Condition trees can be nested:

    const c0 = new Condition();
    const c1 = new Condition();
    const c2 = new Condition();
    const c3 = new Condition();

    const ct0 : ConditionTree = new ConditionTree( BOOLEAN_OPERATOR.OR )
        .addCondition( c0 )
        .addCondition( c1 );

    const ct1 : ConditionTree = new ConditionTree( BOOLEAN_OPERATOR.OR )
        .addCondition( c2 )
        .addCondition( c3 );

    const ctct : ConditionTree = new ConditionTree( BOOLEAN_OPERATOR.OR )
        .addCondition( ct0 )
        .addCondition( ct1 )
        .onTrue( ( c : Condition ) {
            console.log( c.getCurrentValue() ); // BOOL_OPERATOR.TRUE | BOOL_OPERATOR.FALSE |BOOL_OPERATOR.NOT_SET 
        });

    c2.setTrue();   // ctct invoked onTrue();
    

ParallelCondition (extends ConditionTree)

ParallelCondition objects are asynchronous ConditionTrees. It is initialized from a collection of ParallelCondition and or callbacks of the form: (c:Condition, index:number)=>void.

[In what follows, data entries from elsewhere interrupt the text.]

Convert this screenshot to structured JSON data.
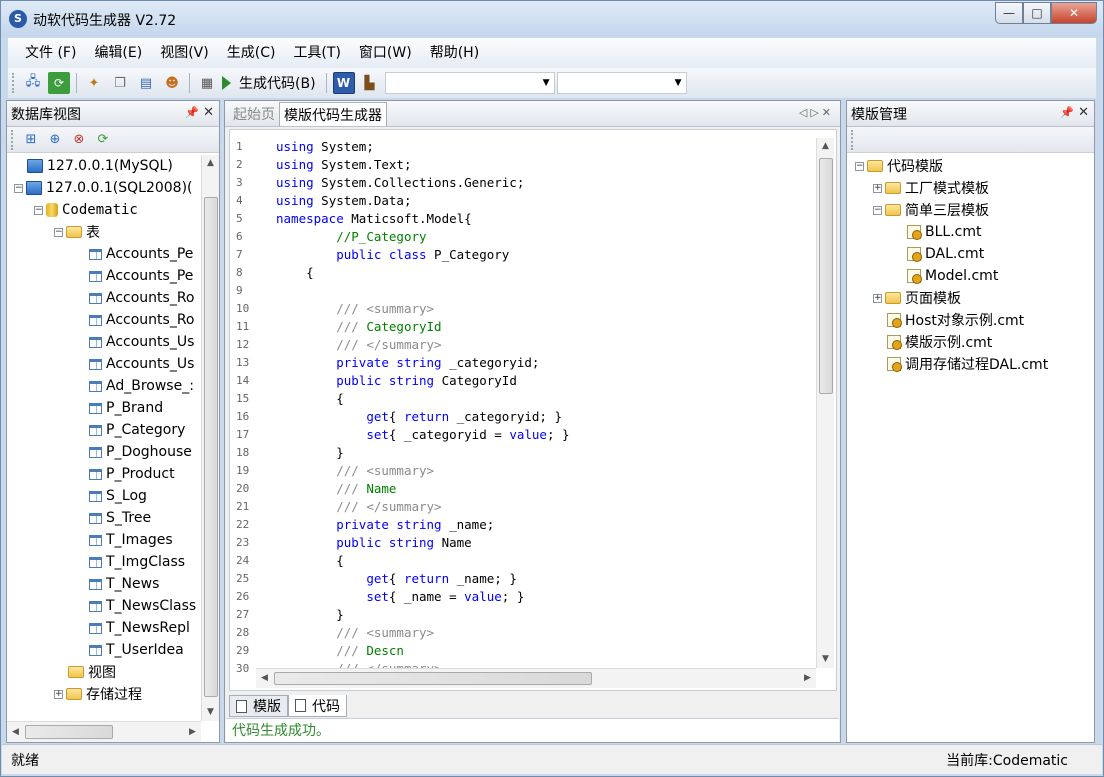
{
  "window": {
    "title": "动软代码生成器  V2.72",
    "logo_char": "S"
  },
  "menu": [
    {
      "label": "文件 (F)"
    },
    {
      "label": "编辑(E)"
    },
    {
      "label": "视图(V)"
    },
    {
      "label": "生成(C)"
    },
    {
      "label": "工具(T)"
    },
    {
      "label": "窗口(W)"
    },
    {
      "label": "帮助(H)"
    }
  ],
  "toolbar": {
    "generate_label": "生成代码(B)"
  },
  "left_panel": {
    "title": "数据库视图",
    "servers": [
      {
        "label": "127.0.0.1(MySQL)"
      },
      {
        "label": "127.0.0.1(SQL2008)("
      }
    ],
    "database": "Codematic",
    "tables_folder": "表",
    "tables": [
      "Accounts_Pe",
      "Accounts_Pe",
      "Accounts_Ro",
      "Accounts_Ro",
      "Accounts_Us",
      "Accounts_Us",
      "Ad_Browse_:",
      "P_Brand",
      "P_Category",
      "P_Doghouse",
      "P_Product",
      "S_Log",
      "S_Tree",
      "T_Images",
      "T_ImgClass",
      "T_News",
      "T_NewsClass",
      "T_NewsRepl",
      "T_UserIdea"
    ],
    "views_folder": "视图",
    "procs_folder": "存储过程"
  },
  "center": {
    "tabs": [
      {
        "label": "起始页",
        "active": false
      },
      {
        "label": "模版代码生成器",
        "active": true
      }
    ],
    "line_numbers": [
      "1",
      "2",
      "3",
      "4",
      "5",
      "6",
      "7",
      "8",
      "9",
      "10",
      "11",
      "12",
      "13",
      "14",
      "15",
      "16",
      "17",
      "18",
      "19",
      "20",
      "21",
      "22",
      "23",
      "24",
      "25",
      "26",
      "27",
      "28",
      "29",
      "30"
    ],
    "bottom_tabs": [
      {
        "label": "模版"
      },
      {
        "label": "代码"
      }
    ],
    "output_text": "代码生成成功。"
  },
  "right_panel": {
    "title": "模版管理",
    "root": "代码模版",
    "items": [
      {
        "label": "工厂模式模板",
        "type": "folder",
        "level": 1,
        "expander": "+"
      },
      {
        "label": "简单三层模板",
        "type": "folder",
        "level": 1,
        "expander": "-"
      },
      {
        "label": "BLL.cmt",
        "type": "file",
        "level": 2
      },
      {
        "label": "DAL.cmt",
        "type": "file",
        "level": 2
      },
      {
        "label": "Model.cmt",
        "type": "file",
        "level": 2
      },
      {
        "label": "页面模板",
        "type": "folder",
        "level": 1,
        "expander": "+"
      },
      {
        "label": "Host对象示例.cmt",
        "type": "file",
        "level": 1
      },
      {
        "label": "模版示例.cmt",
        "type": "file",
        "level": 1
      },
      {
        "label": "调用存储过程DAL.cmt",
        "type": "file",
        "level": 1
      }
    ]
  },
  "status": {
    "left": "就绪",
    "right": "当前库:Codematic"
  },
  "colors": {
    "keyword": "#0000ff",
    "comment": "#008000",
    "output_text": "#2e8b2e"
  }
}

The idea with this object is each of the elements supplied at construction time will be executed on the next tick. Elements supplied are either other ParallelCondition objects, or worker functions which will notify their activity result on the Condition object supplied as parameter.

The ParallelCondition evaluates as an AND ConditionTree, so it expects every action to notify back with setTrue(). It will shot-circuit fast, so any action notifying in its parameter Condition with setFalse() will make the ParallelCondition evaluate as false, and notify immediately onFalse() regardless all parallel operations have ended.

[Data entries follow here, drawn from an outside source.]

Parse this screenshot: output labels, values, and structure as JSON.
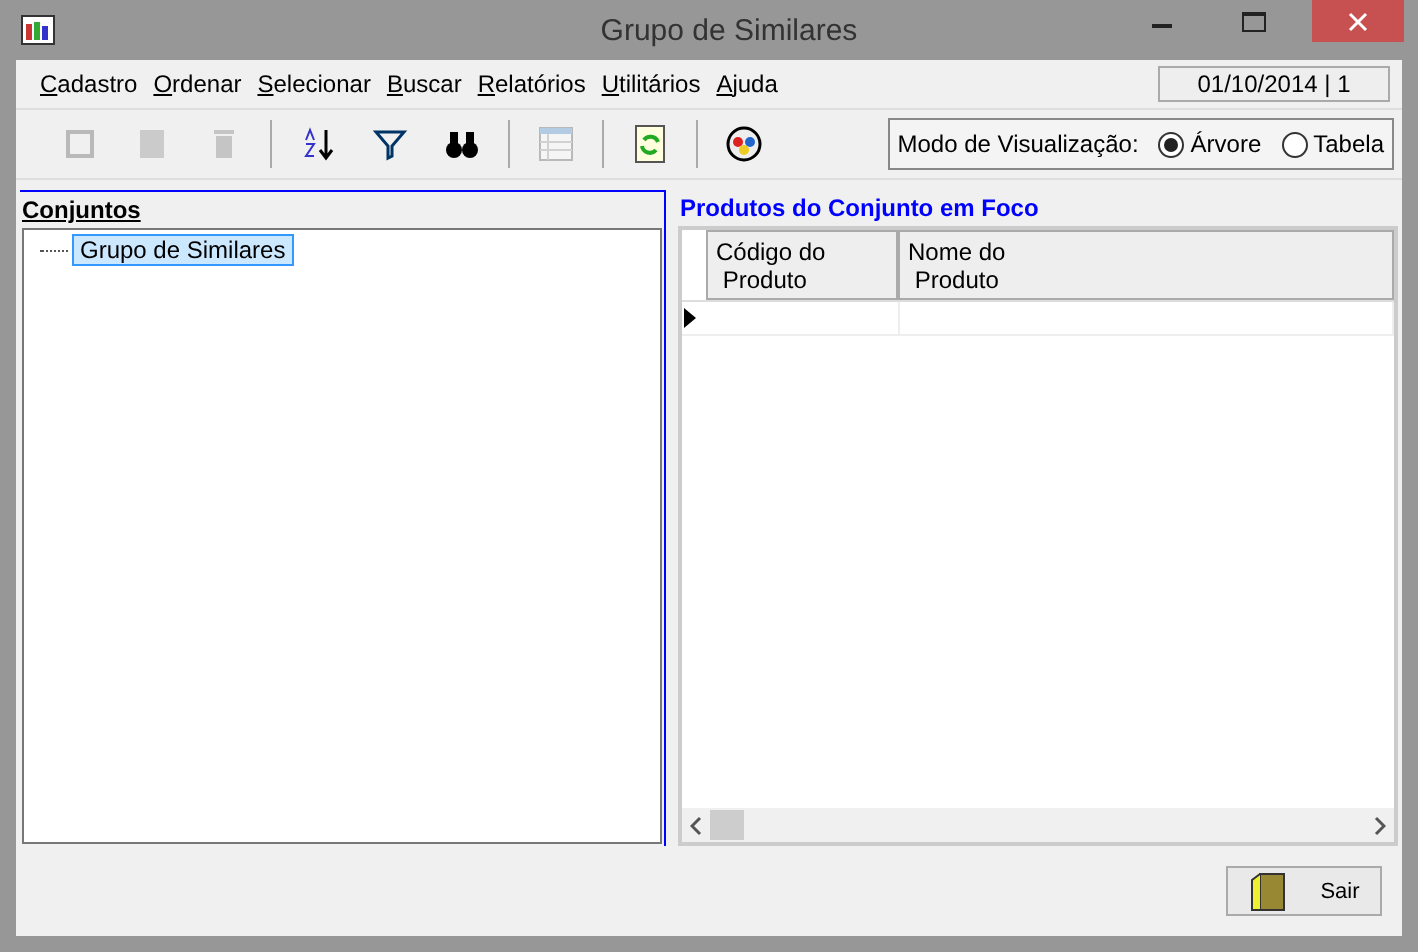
{
  "window": {
    "title": "Grupo de Similares"
  },
  "menu": [
    "Cadastro",
    "Ordenar",
    "Selecionar",
    "Buscar",
    "Relatórios",
    "Utilitários",
    "Ajuda"
  ],
  "date_badge": "01/10/2014 | 1",
  "toolbar": [
    {
      "kind": "new",
      "disabled": true
    },
    {
      "kind": "edit",
      "disabled": true
    },
    {
      "kind": "delete",
      "disabled": true
    },
    {
      "kind": "sep"
    },
    {
      "kind": "sort",
      "disabled": false
    },
    {
      "kind": "filter",
      "disabled": false
    },
    {
      "kind": "find",
      "disabled": false
    },
    {
      "kind": "sep"
    },
    {
      "kind": "table",
      "disabled": true
    },
    {
      "kind": "sep"
    },
    {
      "kind": "refresh",
      "disabled": false
    },
    {
      "kind": "sep"
    },
    {
      "kind": "palette",
      "disabled": false
    }
  ],
  "view_mode": {
    "label": "Modo de Visualização:",
    "options": [
      {
        "label": "Árvore",
        "selected": true
      },
      {
        "label": "Tabela",
        "selected": false
      }
    ]
  },
  "tree": {
    "title": "Conjuntos",
    "items": [
      {
        "label": "Grupo de Similares",
        "selected": true
      }
    ]
  },
  "grid": {
    "title": "Produtos do Conjunto em Foco",
    "columns": [
      {
        "line1": "Código do",
        "line2": "Produto"
      },
      {
        "line1": "Nome do",
        "line2": "Produto"
      }
    ]
  },
  "buttons": [
    {
      "label": "Sair"
    }
  ]
}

A real use case for this object is:

  • write some activity to the database
    • get postgres connection
    • insert
    • check result
    • notify on the parameter condition
  • (and) send some content to redis
  • (and) get some XHR content
// Wait for **all** these things to happen, with a 3 second limit.

function do_postgres_stuff( _condition:Condition, index:number ) {

    // more on the `Dispatcher` beast later 
    
    // Execute the sequence of functions, 
    //   + take a maximum of 2 seconds to execute, otherwise set an error as result
    //   + if an error is thrown in any function, halt sequence execution.
    //
    _dispatcher.submitNodeSequence(
        [
            function getConnection() {
            },
            function insertContent( e:Error, ...) {
            },
            function checkResult( e:Error, ...) {
            }
        ],
        true,   // error fall through
        2000    // max timeout
    ).onValueSet(
    
        ( f : Future ) => {
            const f : any = future.getValue();
            if (f instanceof Error) {
                
                // you can read f.sequenceStacktrace to get detailed info of what went wrong
                console.log( f.sequenceStackTrace );
                
                _condition.setFalse();
            } else {
                _condition.setTrue();
            }
        }
    );    
}

function do_redis_stuff( _condition:Condition, index:number ) {
    ...
}

function do_xhr_stuff( _condition:Condition, index:number ) {
    ...
}

const pc = new ParallelCondition([
        do_posgres_stuff,
        do_redis_stuff,
        do_xhr_stuff
        
    ]).onTrue( (c : Condition) => {
        // all operations ended correctly
    }).onFalse( (c : Condition) => {
        // something went wrong.    
        // condition short-circuited, some operations may not have ended yet.
    }).
    setTimeout( 3000 ); // take 3 secs as much to process the condition, othewise, onFalse will be invoked.